Yoda MOAI service

Overview

Overview MOAI-CKAN

Yoda MOAI

MOAI offers harvesting functionality following the OAI-PMH standard with the flexibility to serve different metadata prefixes. Currently, Dublin Core and DataCite are implemented as a metadata prefix.

Provisioning MOAI database

When publishing datasets from within Yoda, the corresponding yoda-metadata.json is put in a location where the Yoda MOAI service can read and process it.
Each 5 minutes (configurable) the indicated folder is scanned and newly published JSON files are provisioned to the internal SQLite database.
The data is prepared in the database as such that it is able to provide output in JSON form, on request of a harvester. Any OAI-PMH harvester able to read the Dublin Core and DataCite format is able to harvest Yoda through the endpoint serviced by MOAI.

Yoda MOAI Technical

Provision from Yoda

Python -> yoda.py
The script reads all yoda-metadata.json files that have been published and are placed in a specific folder.
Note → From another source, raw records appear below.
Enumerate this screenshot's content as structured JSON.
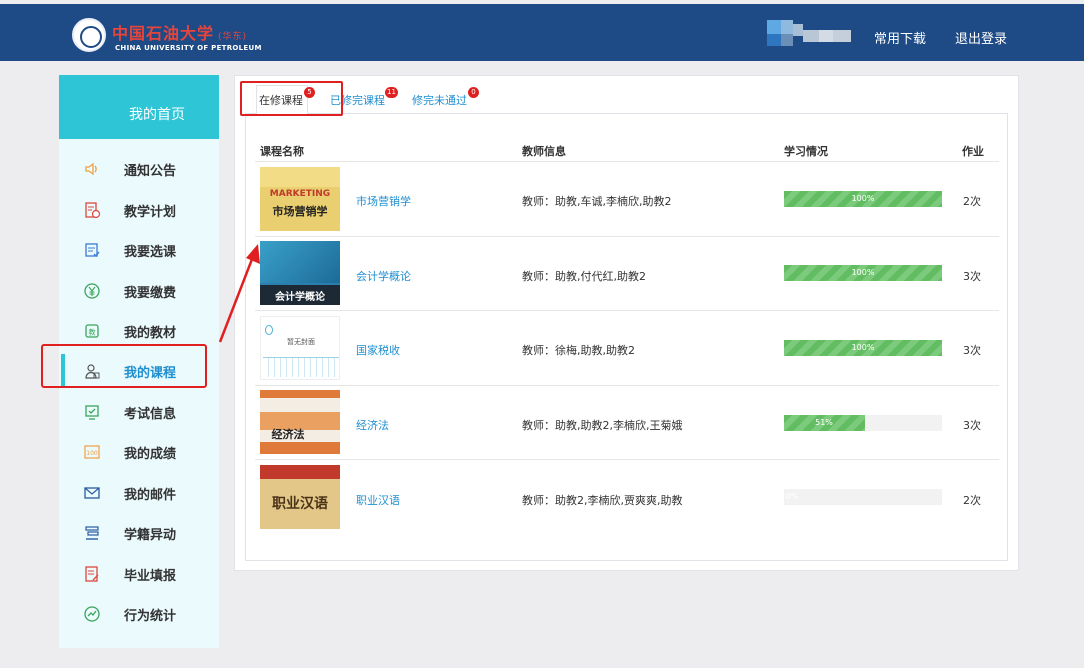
{
  "header": {
    "logo_cn": "中国石油大学",
    "logo_cn_sub": "(华东)",
    "logo_en": "CHINA UNIVERSITY OF PETROLEUM",
    "links": [
      "常用下载",
      "退出登录"
    ]
  },
  "sidebar": {
    "home_label": "我的首页",
    "items": [
      {
        "label": "通知公告",
        "icon": "speaker-icon"
      },
      {
        "label": "教学计划",
        "icon": "plan-icon"
      },
      {
        "label": "我要选课",
        "icon": "select-course-icon"
      },
      {
        "label": "我要缴费",
        "icon": "yuan-coin-icon"
      },
      {
        "label": "我的教材",
        "icon": "textbook-icon"
      },
      {
        "label": "我的课程",
        "icon": "user-course-icon",
        "active": true
      },
      {
        "label": "考试信息",
        "icon": "exam-icon"
      },
      {
        "label": "我的成绩",
        "icon": "score-icon"
      },
      {
        "label": "我的邮件",
        "icon": "mail-icon"
      },
      {
        "label": "学籍异动",
        "icon": "record-change-icon"
      },
      {
        "label": "毕业填报",
        "icon": "graduation-form-icon"
      },
      {
        "label": "行为统计",
        "icon": "stats-icon"
      }
    ]
  },
  "tabs": [
    {
      "label": "在修课程",
      "count": "5",
      "active": true
    },
    {
      "label": "已修完课程",
      "count": "11"
    },
    {
      "label": "修完未通过",
      "count": "0"
    }
  ],
  "table": {
    "headers": [
      "课程名称",
      "教师信息",
      "学习情况",
      "作业"
    ],
    "rows": [
      {
        "name": "市场营销学",
        "cover_text": "市场营销学",
        "cover_title": "MARKETING",
        "teacher": "教师：助教,车诚,李楠欣,助教2",
        "progress": 100,
        "progress_label": "100%",
        "homework": "2次"
      },
      {
        "name": "会计学概论",
        "cover_text": "会计学概论",
        "teacher": "教师：助教,付代红,助教2",
        "progress": 100,
        "progress_label": "100%",
        "homework": "3次"
      },
      {
        "name": "国家税收",
        "cover_text": "暂无封面",
        "teacher": "教师：徐梅,助教,助教2",
        "progress": 100,
        "progress_label": "100%",
        "homework": "3次"
      },
      {
        "name": "经济法",
        "cover_text": "经济法",
        "teacher": "教师：助教,助教2,李楠欣,王菊娥",
        "progress": 51,
        "progress_label": "51%",
        "homework": "3次"
      },
      {
        "name": "职业汉语",
        "cover_text": "职业汉语",
        "teacher": "教师：助教2,李楠欣,贾爽爽,助教",
        "progress": 0,
        "progress_label": "0%",
        "homework": "2次"
      }
    ]
  },
  "colors": {
    "header_bg": "#1e4b86",
    "sidebar_home": "#2ec6d6",
    "link": "#1f8fd0",
    "progress": "#62bd62",
    "highlight": "#e02020"
  }
}
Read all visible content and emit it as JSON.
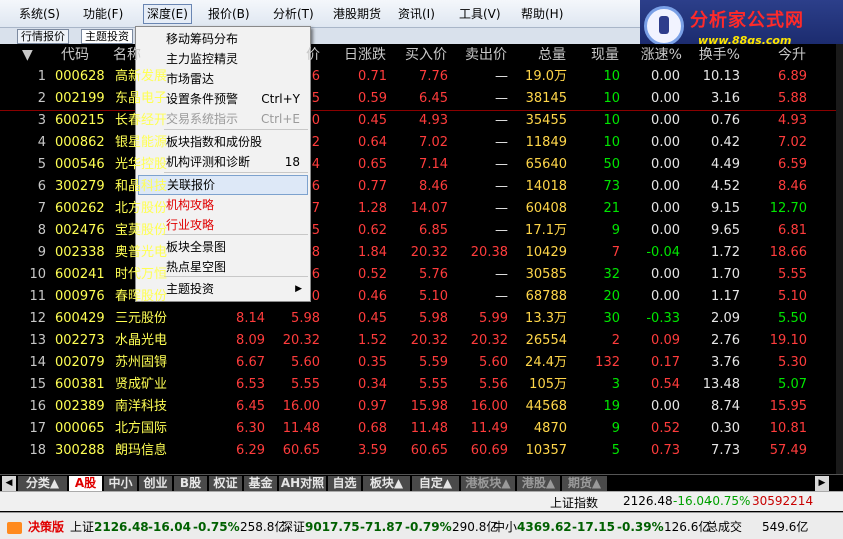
{
  "menubar": {
    "items": [
      "系统(S)",
      "功能(F)",
      "深度(E)",
      "报价(B)",
      "分析(T)",
      "港股期货",
      "资讯(I)",
      "工具(V)",
      "帮助(H)"
    ]
  },
  "logo": {
    "title": "分析家公式网",
    "url_text": "www.88gs.com"
  },
  "top_tabs": [
    "行情报价",
    "主题投资"
  ],
  "columns": {
    "sort_icon": "▼",
    "code": "代码",
    "name": "名称",
    "price": "价",
    "change": "日涨跌",
    "bid": "买入价",
    "ask": "卖出价",
    "total": "总量",
    "current": "现量",
    "speed": "涨速%",
    "turnover": "换手%",
    "pct": "今升"
  },
  "rows": [
    {
      "n": "1",
      "code": "000628",
      "name": "高新发展",
      "price": "",
      "p2": "6",
      "chg": "0.71",
      "bid": "7.76",
      "ask": "—",
      "vol": "19.0万",
      "cur": "10",
      "spd": "0.00",
      "to": "10.13",
      "last": "6.89"
    },
    {
      "n": "2",
      "code": "002199",
      "name": "东晶电子",
      "price": "",
      "p2": "5",
      "chg": "0.59",
      "bid": "6.45",
      "ask": "—",
      "vol": "38145",
      "cur": "10",
      "spd": "0.00",
      "to": "3.16",
      "last": "5.88"
    },
    {
      "n": "3",
      "code": "600215",
      "name": "长春经开",
      "price": "",
      "p2": "0",
      "chg": "0.45",
      "bid": "4.93",
      "ask": "—",
      "vol": "35455",
      "cur": "10",
      "spd": "0.00",
      "to": "0.76",
      "last": "4.93"
    },
    {
      "n": "4",
      "code": "000862",
      "name": "银星能源",
      "price": "",
      "p2": "2",
      "chg": "0.64",
      "bid": "7.02",
      "ask": "—",
      "vol": "11849",
      "cur": "10",
      "spd": "0.00",
      "to": "0.42",
      "last": "7.02"
    },
    {
      "n": "5",
      "code": "000546",
      "name": "光华控股",
      "price": "",
      "p2": "4",
      "chg": "0.65",
      "bid": "7.14",
      "ask": "—",
      "vol": "65640",
      "cur": "50",
      "spd": "0.00",
      "to": "4.49",
      "last": "6.59"
    },
    {
      "n": "6",
      "code": "300279",
      "name": "和晶科技",
      "price": "",
      "p2": "6",
      "chg": "0.77",
      "bid": "8.46",
      "ask": "—",
      "vol": "14018",
      "cur": "73",
      "spd": "0.00",
      "to": "4.52",
      "last": "8.46"
    },
    {
      "n": "7",
      "code": "600262",
      "name": "北方股份",
      "price": "",
      "p2": "7",
      "chg": "1.28",
      "bid": "14.07",
      "ask": "—",
      "vol": "60408",
      "cur": "21",
      "spd": "0.00",
      "to": "9.15",
      "last": "12.70"
    },
    {
      "n": "8",
      "code": "002476",
      "name": "宝莫股份",
      "price": "",
      "p2": "5",
      "chg": "0.62",
      "bid": "6.85",
      "ask": "—",
      "vol": "17.1万",
      "cur": "9",
      "spd": "0.00",
      "to": "9.65",
      "last": "6.81"
    },
    {
      "n": "9",
      "code": "002338",
      "name": "奥普光电",
      "price": "",
      "p2": "8",
      "chg": "1.84",
      "bid": "20.32",
      "ask": "20.38",
      "vol": "10429",
      "cur": "7",
      "spd": "-0.04",
      "to": "1.72",
      "last": "18.66"
    },
    {
      "n": "10",
      "code": "600241",
      "name": "时代万恒",
      "price": "",
      "p2": "6",
      "chg": "0.52",
      "bid": "5.76",
      "ask": "—",
      "vol": "30585",
      "cur": "32",
      "spd": "0.00",
      "to": "1.70",
      "last": "5.55"
    },
    {
      "n": "11",
      "code": "000976",
      "name": "春晖股份",
      "price": "",
      "p2": "0",
      "chg": "0.46",
      "bid": "5.10",
      "ask": "—",
      "vol": "68788",
      "cur": "20",
      "spd": "0.00",
      "to": "1.17",
      "last": "5.10"
    },
    {
      "n": "12",
      "code": "600429",
      "name": "三元股份",
      "price": "8.14",
      "p2": "5.98",
      "chg": "0.45",
      "bid": "5.98",
      "ask": "5.99",
      "vol": "13.3万",
      "cur": "30",
      "spd": "-0.33",
      "to": "2.09",
      "last": "5.50"
    },
    {
      "n": "13",
      "code": "002273",
      "name": "水晶光电",
      "price": "8.09",
      "p2": "20.32",
      "chg": "1.52",
      "bid": "20.32",
      "ask": "20.32",
      "vol": "26554",
      "cur": "2",
      "spd": "0.09",
      "to": "2.76",
      "last": "19.10"
    },
    {
      "n": "14",
      "code": "002079",
      "name": "苏州固锝",
      "price": "6.67",
      "p2": "5.60",
      "chg": "0.35",
      "bid": "5.59",
      "ask": "5.60",
      "vol": "24.4万",
      "cur": "132",
      "spd": "0.17",
      "to": "3.76",
      "last": "5.30"
    },
    {
      "n": "15",
      "code": "600381",
      "name": "贤成矿业",
      "price": "6.53",
      "p2": "5.55",
      "chg": "0.34",
      "bid": "5.55",
      "ask": "5.56",
      "vol": "105万",
      "cur": "3",
      "spd": "0.54",
      "to": "13.48",
      "last": "5.07"
    },
    {
      "n": "16",
      "code": "002389",
      "name": "南洋科技",
      "price": "6.45",
      "p2": "16.00",
      "chg": "0.97",
      "bid": "15.98",
      "ask": "16.00",
      "vol": "44568",
      "cur": "19",
      "spd": "0.00",
      "to": "8.74",
      "last": "15.95"
    },
    {
      "n": "17",
      "code": "000065",
      "name": "北方国际",
      "price": "6.30",
      "p2": "11.48",
      "chg": "0.68",
      "bid": "11.48",
      "ask": "11.49",
      "vol": "4870",
      "cur": "9",
      "spd": "0.52",
      "to": "0.30",
      "last": "10.81"
    },
    {
      "n": "18",
      "code": "300288",
      "name": "朗玛信息",
      "price": "6.29",
      "p2": "60.65",
      "chg": "3.59",
      "bid": "60.65",
      "ask": "60.69",
      "vol": "10357",
      "cur": "5",
      "spd": "0.73",
      "to": "7.73",
      "last": "57.49"
    }
  ],
  "dropdown": {
    "items": [
      {
        "label": "移动筹码分布",
        "shortcut": ""
      },
      {
        "label": "主力监控精灵",
        "shortcut": ""
      },
      {
        "label": "市场雷达",
        "shortcut": ""
      },
      {
        "label": "设置条件预警",
        "shortcut": "Ctrl+Y"
      },
      {
        "label": "交易系统指示",
        "shortcut": "Ctrl+E"
      },
      {
        "label": "板块指数和成份股",
        "shortcut": ""
      },
      {
        "label": "机构评测和诊断",
        "shortcut": "18"
      },
      {
        "label": "关联报价",
        "shortcut": ""
      },
      {
        "label": "机构攻略",
        "shortcut": ""
      },
      {
        "label": "行业攻略",
        "shortcut": ""
      },
      {
        "label": "板块全景图",
        "shortcut": ""
      },
      {
        "label": "热点星空图",
        "shortcut": ""
      },
      {
        "label": "主题投资",
        "shortcut": ""
      }
    ],
    "submenu_arrow": "▶"
  },
  "bottom_tabs": [
    "分类▲",
    "A股",
    "中小",
    "创业",
    "B股",
    "权证",
    "基金",
    "AH对照",
    "自选",
    "板块▲",
    "自定▲",
    "港板块▲",
    "港股▲",
    "期货▲"
  ],
  "nav": {
    "left": "◀",
    "right": "▶"
  },
  "index_row": {
    "name": "上证指数",
    "value": "2126.48",
    "change": "-16.04",
    "pct": "-0.75%",
    "volume": "30592214"
  },
  "status": {
    "edition": "决策版",
    "sh_label": "上证",
    "sh_value": "2126.48",
    "sh_chg": "-16.04",
    "sh_pct": "-0.75%",
    "sh_amt": "258.8亿",
    "sz_label": "深证",
    "sz_value": "9017.75",
    "sz_chg": "-71.87",
    "sz_pct": "-0.79%",
    "sz_amt": "290.8亿",
    "zx_label": "中小",
    "zx_value": "4369.62",
    "zx_chg": "-17.15",
    "zx_pct": "-0.39%",
    "zx_amt": "126.6亿",
    "total_label": "总成交",
    "total_amt": "549.6亿"
  }
}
After processing it puts the found content into the Yoda MOAI SQLite database.

‘Collection name’ as metadata for a dataset
A collection name defines an umbrella for different datasets to belong together.
By exposing collection names through MOAI, it is possible for a harvester to draw conclusions regarding datasets from the same data supplier about datasets that belong together.
Thus, multiple datasets can setup a collection having the same ‘purpose’.
The nature of this purpose can be defined by the researchers/datamanagers themselves.

In theory, equivalent collection names can exist over multiple Yoda instances. Even within the same Yoda instance.
No validation is performed by Yoda software itself. So there is no formal safeguarding/protection of the content of collection name.
Harvesters should be (made) aware of that.
Initially they should combine collections endpoint/collection

select * from sets;
select * from records;

Deliver metadata in datacite format to harvesters

python -> datacite.py
Prepares the output data in such a way that the application data of Yoda, originally held in yoda-metadata.json files, can be outputted to an JSON response with DataCite as a metadata prefix.